When developing the roadmap, ISO staff divide initiatives into four categories, including initiatives already in progress, policy changes mandated by FERC, non-discretionary efforts related to reliability or market efficiency, and discretionary initiatives.

For the last category, ISO staff and stakeholders together prioritize potential initiatives according to benefits and feasibility.

“If something could provide great benefits and is relatively trivial to do, that would get priority,” Cooper said.

Cooper acknowledged that CAISO’s policy process is driven more by staff than by stakeholders — and said the ISO prefers it that way.
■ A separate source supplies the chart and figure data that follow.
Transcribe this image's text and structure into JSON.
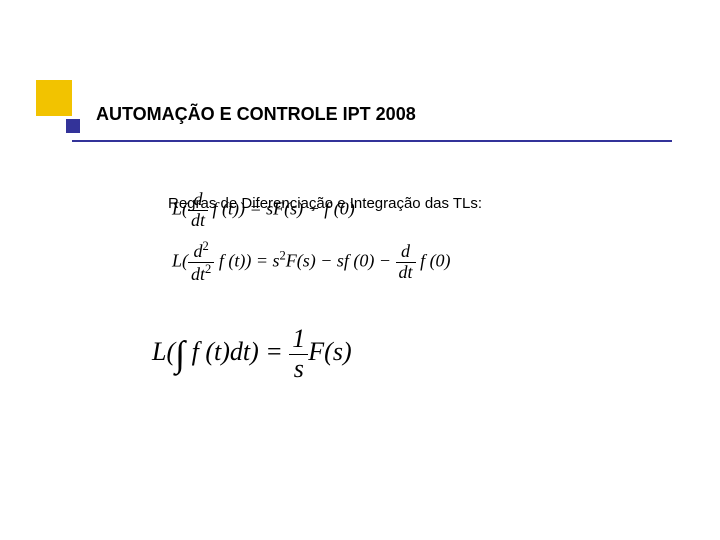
{
  "slide": {
    "title": "AUTOMAÇÃO E CONTROLE IPT 2008",
    "subtitle": "Regras de Diferenciação e Integração das TLs:",
    "accent_square_color": "#f2c300",
    "small_square_color": "#333399",
    "underline_color": "#333399",
    "background_color": "#ffffff",
    "title_fontsize": 18,
    "subtitle_fontsize": 15,
    "equations": {
      "eq1": {
        "lhs_prefix": "L(",
        "frac_num": "d",
        "frac_den": "dt",
        "lhs_func": " f (t)) = sF(s) − f (0)"
      },
      "eq2": {
        "lhs_prefix": "L(",
        "frac1_num": "d",
        "frac1_den": "dt",
        "sup1": "2",
        "sup1b": "2",
        "mid": " f (t)) = s",
        "sup2": "2",
        "mid2": "F(s) − sf (0) − ",
        "frac2_num": "d",
        "frac2_den": "dt",
        "tail": " f (0)"
      },
      "eq3": {
        "lhs_prefix": "L(",
        "integral": "∫",
        "lhs_func": " f (t)dt) = ",
        "frac_num": "1",
        "frac_den": "s",
        "tail": "F(s)"
      }
    }
  }
}
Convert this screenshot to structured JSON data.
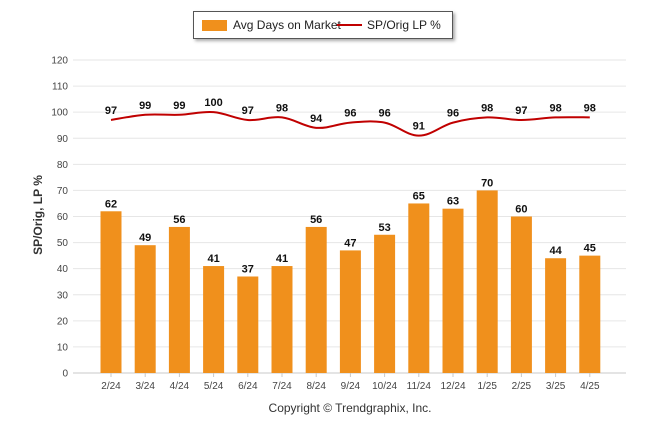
{
  "chart_data": {
    "type": "bar",
    "categories": [
      "2/24",
      "3/24",
      "4/24",
      "5/24",
      "6/24",
      "7/24",
      "8/24",
      "9/24",
      "10/24",
      "11/24",
      "12/24",
      "1/25",
      "2/25",
      "3/25",
      "4/25"
    ],
    "series": [
      {
        "name": "Avg Days on Market",
        "type": "bar",
        "color": "#F0901C",
        "values": [
          62,
          49,
          56,
          41,
          37,
          41,
          56,
          47,
          53,
          65,
          63,
          70,
          60,
          44,
          45
        ]
      },
      {
        "name": "SP/Orig LP %",
        "type": "line",
        "color": "#C00000",
        "values": [
          97,
          99,
          99,
          100,
          97,
          98,
          94,
          96,
          96,
          91,
          96,
          98,
          97,
          98,
          98
        ]
      }
    ],
    "title": "",
    "xlabel": "",
    "ylabel": "SP/Orig, LP %",
    "ylim": [
      0,
      120
    ],
    "yticks": [
      0,
      10,
      20,
      30,
      40,
      50,
      60,
      70,
      80,
      90,
      100,
      110,
      120
    ],
    "grid": true,
    "legend_position": "top-center"
  },
  "footer": {
    "copyright": "Copyright © Trendgraphix, Inc."
  }
}
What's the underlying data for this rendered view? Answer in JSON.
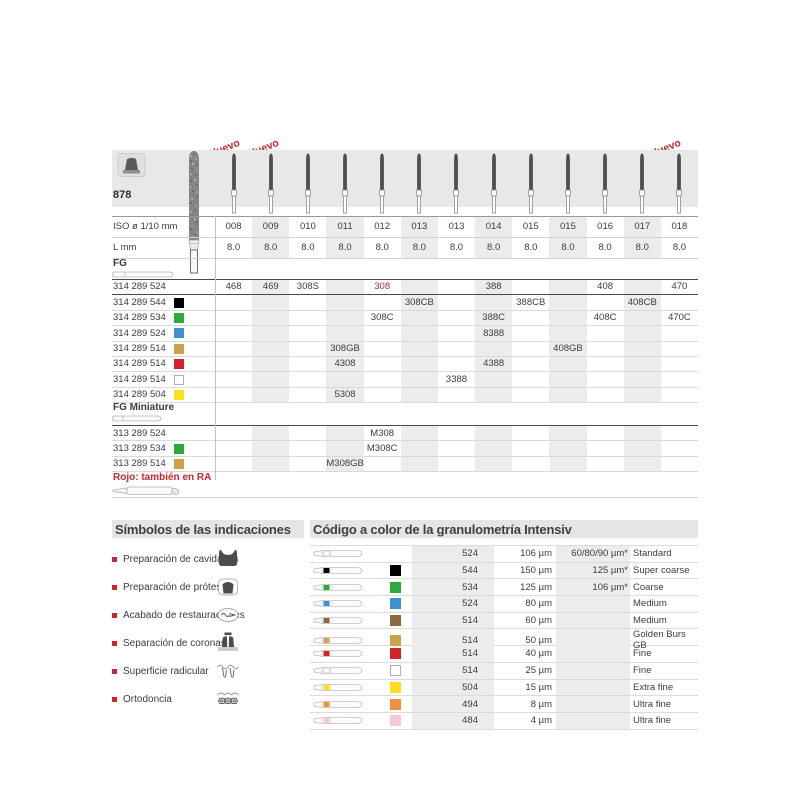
{
  "header": {
    "product_number": "878",
    "nuevo_labels": [
      "Nuevo",
      "Nuevo",
      "Nuevo"
    ],
    "iso_label": "ISO ø 1/10 mm",
    "l_label": "L mm",
    "fg_label": "FG",
    "fg_miniature_label": "FG Miniature",
    "rojo_note": "Rojo: también en RA",
    "iso_values": [
      "008",
      "009",
      "010",
      "011",
      "012",
      "013",
      "013",
      "014",
      "015",
      "015",
      "016",
      "017",
      "018"
    ],
    "l_values": [
      "8.0",
      "8.0",
      "8.0",
      "8.0",
      "8.0",
      "8.0",
      "8.0",
      "8.0",
      "8.0",
      "8.0",
      "8.0",
      "8.0",
      "8.0"
    ]
  },
  "colors": {
    "black": "#000000",
    "green": "#2ea93c",
    "blue": "#3f8fd2",
    "gold": "#c9a24b",
    "brown": "#8a6b40",
    "red": "#d2232a",
    "white": "#ffffff",
    "yellow": "#fcdf1f",
    "orange": "#ef9143",
    "pink": "#f5c9d6",
    "accent_red": "#c5262c"
  },
  "main_rows": [
    {
      "code": "314 289 524",
      "color": "none",
      "cells": [
        "468",
        "469",
        "308S",
        "",
        "308",
        "",
        "",
        "388",
        "",
        "",
        "408",
        "",
        "470"
      ],
      "red_cells": [
        4
      ]
    },
    {
      "code": "314 289 544",
      "color": "black",
      "cells": [
        "",
        "",
        "",
        "",
        "",
        "308CB",
        "",
        "",
        "388CB",
        "",
        "",
        "408CB",
        ""
      ],
      "red_cells": []
    },
    {
      "code": "314 289 534",
      "color": "green",
      "cells": [
        "",
        "",
        "",
        "",
        "308C",
        "",
        "",
        "388C",
        "",
        "",
        "408C",
        "",
        "470C"
      ],
      "red_cells": []
    },
    {
      "code": "314 289 524",
      "color": "blue",
      "cells": [
        "",
        "",
        "",
        "",
        "",
        "",
        "",
        "8388",
        "",
        "",
        "",
        "",
        ""
      ],
      "red_cells": []
    },
    {
      "code": "314 289 514",
      "color": "gold",
      "cells": [
        "",
        "",
        "",
        "308GB",
        "",
        "",
        "",
        "",
        "",
        "408GB",
        "",
        "",
        ""
      ],
      "red_cells": []
    },
    {
      "code": "314 289 514",
      "color": "red",
      "cells": [
        "",
        "",
        "",
        "4308",
        "",
        "",
        "",
        "4388",
        "",
        "",
        "",
        "",
        ""
      ],
      "red_cells": []
    },
    {
      "code": "314 289 514",
      "color": "white",
      "cells": [
        "",
        "",
        "",
        "",
        "",
        "",
        "3388",
        "",
        "",
        "",
        "",
        "",
        ""
      ],
      "red_cells": []
    },
    {
      "code": "314 289 504",
      "color": "yellow",
      "cells": [
        "",
        "",
        "",
        "5308",
        "",
        "",
        "",
        "",
        "",
        "",
        "",
        "",
        ""
      ],
      "red_cells": []
    }
  ],
  "miniature_rows": [
    {
      "code": "313 289 524",
      "color": "none",
      "cells": [
        "",
        "",
        "",
        "",
        "M308",
        "",
        "",
        "",
        "",
        "",
        "",
        "",
        ""
      ],
      "red_cells": []
    },
    {
      "code": "313 289 534",
      "color": "green",
      "cells": [
        "",
        "",
        "",
        "",
        "M308C",
        "",
        "",
        "",
        "",
        "",
        "",
        "",
        ""
      ],
      "red_cells": []
    },
    {
      "code": "313 289 514",
      "color": "gold",
      "cells": [
        "",
        "",
        "",
        "M308GB",
        "",
        "",
        "",
        "",
        "",
        "",
        "",
        "",
        ""
      ],
      "red_cells": []
    }
  ],
  "symbols": {
    "title": "Símbolos de las indicaciones",
    "items": [
      {
        "label": "Preparación de cavidades",
        "icon": "cavity-prep-icon"
      },
      {
        "label": "Preparación de prótesis",
        "icon": "prosthesis-prep-icon"
      },
      {
        "label": "Acabado de restauraciones",
        "icon": "restoration-finishing-icon"
      },
      {
        "label": "Separación de coronas",
        "icon": "crown-separation-icon"
      },
      {
        "label": "Superficie radicular",
        "icon": "root-surface-icon"
      },
      {
        "label": "Ortodoncia",
        "icon": "orthodontics-icon"
      }
    ]
  },
  "granulometry": {
    "title": "Código a color de la granulometría Intensiv",
    "rows": [
      {
        "band": "none",
        "code": "524",
        "size": "106 µm",
        "extra": "60/80/90 µm*",
        "name": "Standard"
      },
      {
        "band": "black",
        "code": "544",
        "size": "150 µm",
        "extra": "125 µm*",
        "name": "Super coarse"
      },
      {
        "band": "green",
        "code": "534",
        "size": "125 µm",
        "extra": "106 µm*",
        "name": "Coarse"
      },
      {
        "band": "blue",
        "code": "524",
        "size": "80 µm",
        "extra": "",
        "name": "Medium"
      },
      {
        "band": "brown",
        "code": "514",
        "size": "60 µm",
        "extra": "",
        "name": "Medium"
      },
      {
        "band": "gold",
        "code": "514",
        "size": "50 µm",
        "extra": "",
        "name": "Golden Burs GB"
      },
      {
        "band": "red",
        "code": "514",
        "size": "40 µm",
        "extra": "",
        "name": "Fine"
      },
      {
        "band": "white",
        "code": "514",
        "size": "25 µm",
        "extra": "",
        "name": "Fine"
      },
      {
        "band": "yellow",
        "code": "504",
        "size": "15 µm",
        "extra": "",
        "name": "Extra fine"
      },
      {
        "band": "orange",
        "code": "494",
        "size": "8 µm",
        "extra": "",
        "name": "Ultra fine"
      },
      {
        "band": "pink",
        "code": "484",
        "size": "4 µm",
        "extra": "",
        "name": "Ultra fine"
      }
    ]
  }
}
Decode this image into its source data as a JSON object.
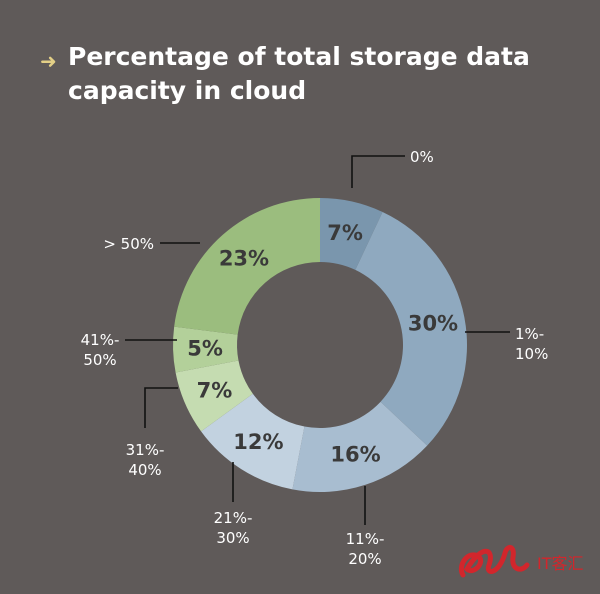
{
  "title_arrow": "➜",
  "chart_data": {
    "type": "pie",
    "title": "Percentage of total storage data capacity in cloud",
    "donut": true,
    "slices": [
      {
        "label": "0%",
        "value": 7,
        "data_label": "7%",
        "color": "#7a96ad",
        "label_color": "#3a3a3a"
      },
      {
        "label": "1%-10%",
        "value": 30,
        "data_label": "30%",
        "color": "#8fa9bf",
        "label_color": "#3a3a3a"
      },
      {
        "label": "11%-20%",
        "value": 16,
        "data_label": "16%",
        "color": "#a8bdd0",
        "label_color": "#3a3a3a"
      },
      {
        "label": "21%-30%",
        "value": 12,
        "data_label": "12%",
        "color": "#c2d2e0",
        "label_color": "#3a3a3a"
      },
      {
        "label": "31%-40%",
        "value": 7,
        "data_label": "7%",
        "color": "#c5dcb1",
        "label_color": "#3a3a3a"
      },
      {
        "label": "41%-50%",
        "value": 5,
        "data_label": "5%",
        "color": "#b3d09a",
        "label_color": "#3a3a3a"
      },
      {
        "label": "> 50%",
        "value": 23,
        "data_label": "23%",
        "color": "#9bbd7e",
        "label_color": "#3a3a3a"
      }
    ]
  },
  "watermark": {
    "text": "IT客汇",
    "color": "#d2262c"
  }
}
“We realize that we made a commitment to look at other [stakeholder] processes [to implement under] regionalization, but we think our stakeholder process really allows us to quickly evolve policies,” Cooper said, adding that he didn’t think a project such as the EIM could’ve been developed under a stakeholder-led model.

“The ISO really tries to take a balanced view of our proposed policy,” Cooper said, contending that the ISO’s process does not factor in specific stakeholder interests, avoids “contentious voting structures,” and prevents bias or brokered policy decisions — allowing the ISO to focus on grid reliability.

Still, Cooper emphasized that “stakeholders are involved every step of the way,” including through “working group” meetings that focus on specific initiatives.

“We have a lot of open interaction that may not be possible with more formal stakeholder processes,” Cooper said. “This allows us to really interact with our stakeholders and get their input.”